The Prisons authorities have submitted names of over 1,200 convicts to the committee on Prerogative of Mercy for pardon


By Petride Mudoola  

The Prisons authorities have submitted names of over 1,200 convicts to the committee on Prerogative of Mercy for pardon.

The committee headed by the President usually pardons a number of prisoners who are unconditionally released around the Christmas period.

Dr. Johnson Byabashaija, the Commissioner General of Prisons, however says he has not yet received a response on the 1,121 names submitted.

“Our mandate is to compile a list of prisoners from various detention centers who qualify for Presidential pardon and then submit the names to the Attorney General’s office for approval,” Byabashaija told the New Vision last week.
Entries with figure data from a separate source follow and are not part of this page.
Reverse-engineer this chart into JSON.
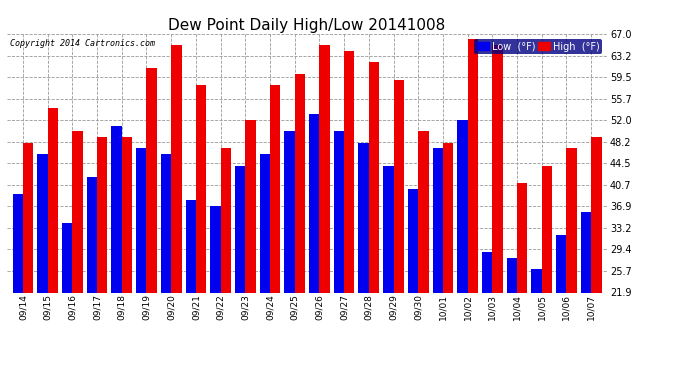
{
  "title": "Dew Point Daily High/Low 20141008",
  "copyright": "Copyright 2014 Cartronics.com",
  "dates": [
    "09/14",
    "09/15",
    "09/16",
    "09/17",
    "09/18",
    "09/19",
    "09/20",
    "09/21",
    "09/22",
    "09/23",
    "09/24",
    "09/25",
    "09/26",
    "09/27",
    "09/28",
    "09/29",
    "09/30",
    "10/01",
    "10/02",
    "10/03",
    "10/04",
    "10/05",
    "10/06",
    "10/07"
  ],
  "low": [
    39,
    46,
    34,
    42,
    51,
    47,
    46,
    38,
    37,
    44,
    46,
    50,
    53,
    50,
    48,
    44,
    40,
    47,
    52,
    29,
    28,
    26,
    32,
    36
  ],
  "high": [
    48,
    54,
    50,
    49,
    49,
    61,
    65,
    58,
    47,
    52,
    58,
    60,
    65,
    64,
    62,
    59,
    50,
    48,
    66,
    65,
    41,
    44,
    47,
    49
  ],
  "ymin": 21.9,
  "ymax": 67.0,
  "yticks": [
    21.9,
    25.7,
    29.4,
    33.2,
    36.9,
    40.7,
    44.5,
    48.2,
    52.0,
    55.7,
    59.5,
    63.2,
    67.0
  ],
  "low_color": "#0000ee",
  "high_color": "#ee0000",
  "background_color": "#ffffff",
  "grid_color": "#999999",
  "bar_width": 0.42,
  "title_fontsize": 11,
  "legend_low_label": "Low  (°F)",
  "legend_high_label": "High  (°F)"
}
“I cannot reveal the names, but the list includes the elderly above 54 years, pregnant women, the breastfeeding mothers, the terminally ill prisoners, petty offenders, capital offenders remaining with only six months of their sentence and convicts on death row,” explained Byabashaija when asked about the identity of those on the list.
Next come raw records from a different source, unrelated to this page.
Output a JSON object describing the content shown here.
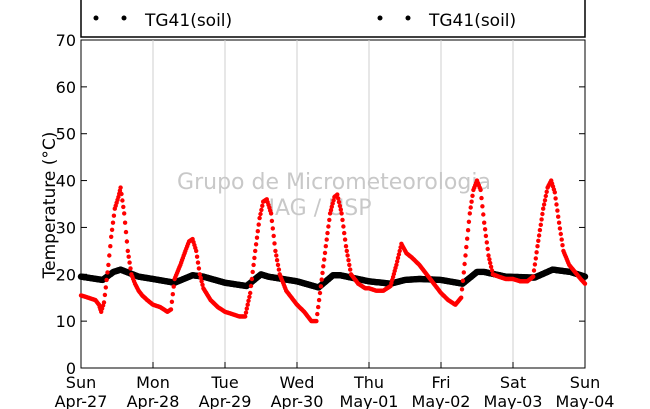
{
  "chart_data": {
    "type": "scatter",
    "ylabel": "Temperature (°C)",
    "ylim": [
      0,
      70
    ],
    "y_ticks": [
      0,
      10,
      20,
      30,
      40,
      50,
      60,
      70
    ],
    "x_days": [
      {
        "day": "Sun",
        "date": "Apr-27"
      },
      {
        "day": "Mon",
        "date": "Apr-28"
      },
      {
        "day": "Tue",
        "date": "Apr-29"
      },
      {
        "day": "Wed",
        "date": "Apr-30"
      },
      {
        "day": "Thu",
        "date": "May-01"
      },
      {
        "day": "Fri",
        "date": "May-02"
      },
      {
        "day": "Sat",
        "date": "May-03"
      },
      {
        "day": "Sun",
        "date": "May-04"
      }
    ],
    "x_unit": "days since Apr-27 00:00",
    "grid": "vertical",
    "legend": {
      "left": "TG41(soil)",
      "right": "TG41(soil)",
      "placement": "top"
    },
    "watermark": [
      "Grupo de Micrometeorologia",
      "IAG / USP"
    ],
    "series": [
      {
        "name": "TG41(soil)",
        "color": "#ff0000",
        "points": [
          [
            0.0,
            15.5
          ],
          [
            0.1,
            15.0
          ],
          [
            0.2,
            14.5
          ],
          [
            0.25,
            13.5
          ],
          [
            0.28,
            12.0
          ],
          [
            0.32,
            14.0
          ],
          [
            0.38,
            22.0
          ],
          [
            0.42,
            28.0
          ],
          [
            0.47,
            34.0
          ],
          [
            0.52,
            36.5
          ],
          [
            0.55,
            38.5
          ],
          [
            0.6,
            33.0
          ],
          [
            0.65,
            25.0
          ],
          [
            0.7,
            20.0
          ],
          [
            0.75,
            18.0
          ],
          [
            0.8,
            16.5
          ],
          [
            0.85,
            15.5
          ],
          [
            0.92,
            14.5
          ],
          [
            1.0,
            13.5
          ],
          [
            1.1,
            13.0
          ],
          [
            1.2,
            12.0
          ],
          [
            1.25,
            12.5
          ],
          [
            1.3,
            19.0
          ],
          [
            1.38,
            22.0
          ],
          [
            1.45,
            25.0
          ],
          [
            1.5,
            27.0
          ],
          [
            1.55,
            27.5
          ],
          [
            1.6,
            25.0
          ],
          [
            1.65,
            20.0
          ],
          [
            1.7,
            17.0
          ],
          [
            1.8,
            14.5
          ],
          [
            1.9,
            13.0
          ],
          [
            2.0,
            12.0
          ],
          [
            2.1,
            11.5
          ],
          [
            2.2,
            11.0
          ],
          [
            2.28,
            11.0
          ],
          [
            2.35,
            16.0
          ],
          [
            2.42,
            25.0
          ],
          [
            2.48,
            32.0
          ],
          [
            2.53,
            35.5
          ],
          [
            2.58,
            36.0
          ],
          [
            2.64,
            33.0
          ],
          [
            2.7,
            25.0
          ],
          [
            2.76,
            20.0
          ],
          [
            2.85,
            16.5
          ],
          [
            2.95,
            14.5
          ],
          [
            3.0,
            13.5
          ],
          [
            3.1,
            12.0
          ],
          [
            3.2,
            10.0
          ],
          [
            3.27,
            10.0
          ],
          [
            3.32,
            16.0
          ],
          [
            3.4,
            26.0
          ],
          [
            3.46,
            33.0
          ],
          [
            3.52,
            36.5
          ],
          [
            3.56,
            37.0
          ],
          [
            3.62,
            33.0
          ],
          [
            3.68,
            26.0
          ],
          [
            3.75,
            20.0
          ],
          [
            3.85,
            18.0
          ],
          [
            3.95,
            17.0
          ],
          [
            4.0,
            17.0
          ],
          [
            4.1,
            16.5
          ],
          [
            4.2,
            16.5
          ],
          [
            4.3,
            17.5
          ],
          [
            4.38,
            22.0
          ],
          [
            4.45,
            26.5
          ],
          [
            4.52,
            24.5
          ],
          [
            4.6,
            23.5
          ],
          [
            4.7,
            22.0
          ],
          [
            4.8,
            20.0
          ],
          [
            4.9,
            18.0
          ],
          [
            5.0,
            16.0
          ],
          [
            5.1,
            14.5
          ],
          [
            5.2,
            13.5
          ],
          [
            5.28,
            15.0
          ],
          [
            5.34,
            24.0
          ],
          [
            5.4,
            33.0
          ],
          [
            5.45,
            38.0
          ],
          [
            5.5,
            40.0
          ],
          [
            5.55,
            38.0
          ],
          [
            5.6,
            31.0
          ],
          [
            5.66,
            24.0
          ],
          [
            5.72,
            20.0
          ],
          [
            5.8,
            19.5
          ],
          [
            5.9,
            19.0
          ],
          [
            6.0,
            19.0
          ],
          [
            6.1,
            18.5
          ],
          [
            6.2,
            18.5
          ],
          [
            6.28,
            19.5
          ],
          [
            6.34,
            26.0
          ],
          [
            6.42,
            34.0
          ],
          [
            6.48,
            38.5
          ],
          [
            6.53,
            40.0
          ],
          [
            6.58,
            37.5
          ],
          [
            6.64,
            31.0
          ],
          [
            6.7,
            25.0
          ],
          [
            6.78,
            22.0
          ],
          [
            6.86,
            20.5
          ],
          [
            6.94,
            19.0
          ],
          [
            7.0,
            18.0
          ]
        ]
      },
      {
        "name": "TG41(soil)",
        "color": "#000000",
        "points": [
          [
            0.0,
            19.5
          ],
          [
            0.3,
            18.8
          ],
          [
            0.45,
            20.5
          ],
          [
            0.55,
            21.0
          ],
          [
            0.8,
            19.5
          ],
          [
            1.0,
            19.0
          ],
          [
            1.3,
            18.2
          ],
          [
            1.55,
            19.8
          ],
          [
            1.7,
            19.5
          ],
          [
            2.0,
            18.2
          ],
          [
            2.3,
            17.5
          ],
          [
            2.5,
            20.0
          ],
          [
            2.6,
            19.5
          ],
          [
            3.0,
            18.5
          ],
          [
            3.3,
            17.2
          ],
          [
            3.5,
            19.8
          ],
          [
            3.6,
            19.8
          ],
          [
            4.0,
            18.5
          ],
          [
            4.3,
            18.0
          ],
          [
            4.5,
            18.8
          ],
          [
            4.7,
            19.0
          ],
          [
            5.0,
            18.8
          ],
          [
            5.3,
            18.0
          ],
          [
            5.5,
            20.5
          ],
          [
            5.6,
            20.5
          ],
          [
            5.9,
            19.5
          ],
          [
            6.3,
            19.3
          ],
          [
            6.55,
            21.0
          ],
          [
            6.8,
            20.5
          ],
          [
            7.0,
            19.5
          ]
        ]
      }
    ]
  }
}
Although the president has no powers to intervene in criminal prosecution, Article 121 of the 1995 Constitution allows him, through the advisory committee of prerogative of mercy, to exercise his rights to release prisoners.
 
The prerogative of mercy is an executive process that comes after the Judiciary has concluded its duties. The committee is headed by the President and chaired by the Attorney General and six reputable members of the public, whose identities remain secretive.

The last presidential pardon was in 2012 and among the prominent prisoners released was city businessman Sharma Kooky, who was sentenced to death and had spent 12 years in prison killing his wife, Renu Joshi.

In 2009, the president pardoned former Internal Affairs Minister Chris Rwakasisi, and the former Governor of the Central Province during Amin regime, Abdullah Nassur, who was on death row in Luzira's Upper Prison.

A prominent inmate, Johnson Kamya Wavamuno, who has spent 15 years of his life sentence in jail for aggravated robbery and murder, says his sojourn in prison has taught him a lot and has given him an emotional experience that made him renounce his old habits and embrace salvation.
 
 "We plead to God and through his Grace the Archbishop to ask the President and the nation to accept our apologies and grant us pardon. Without divine intervention no single soul would survive these inhuman, unbearable and inordinate sentences we were handed," he pleaded.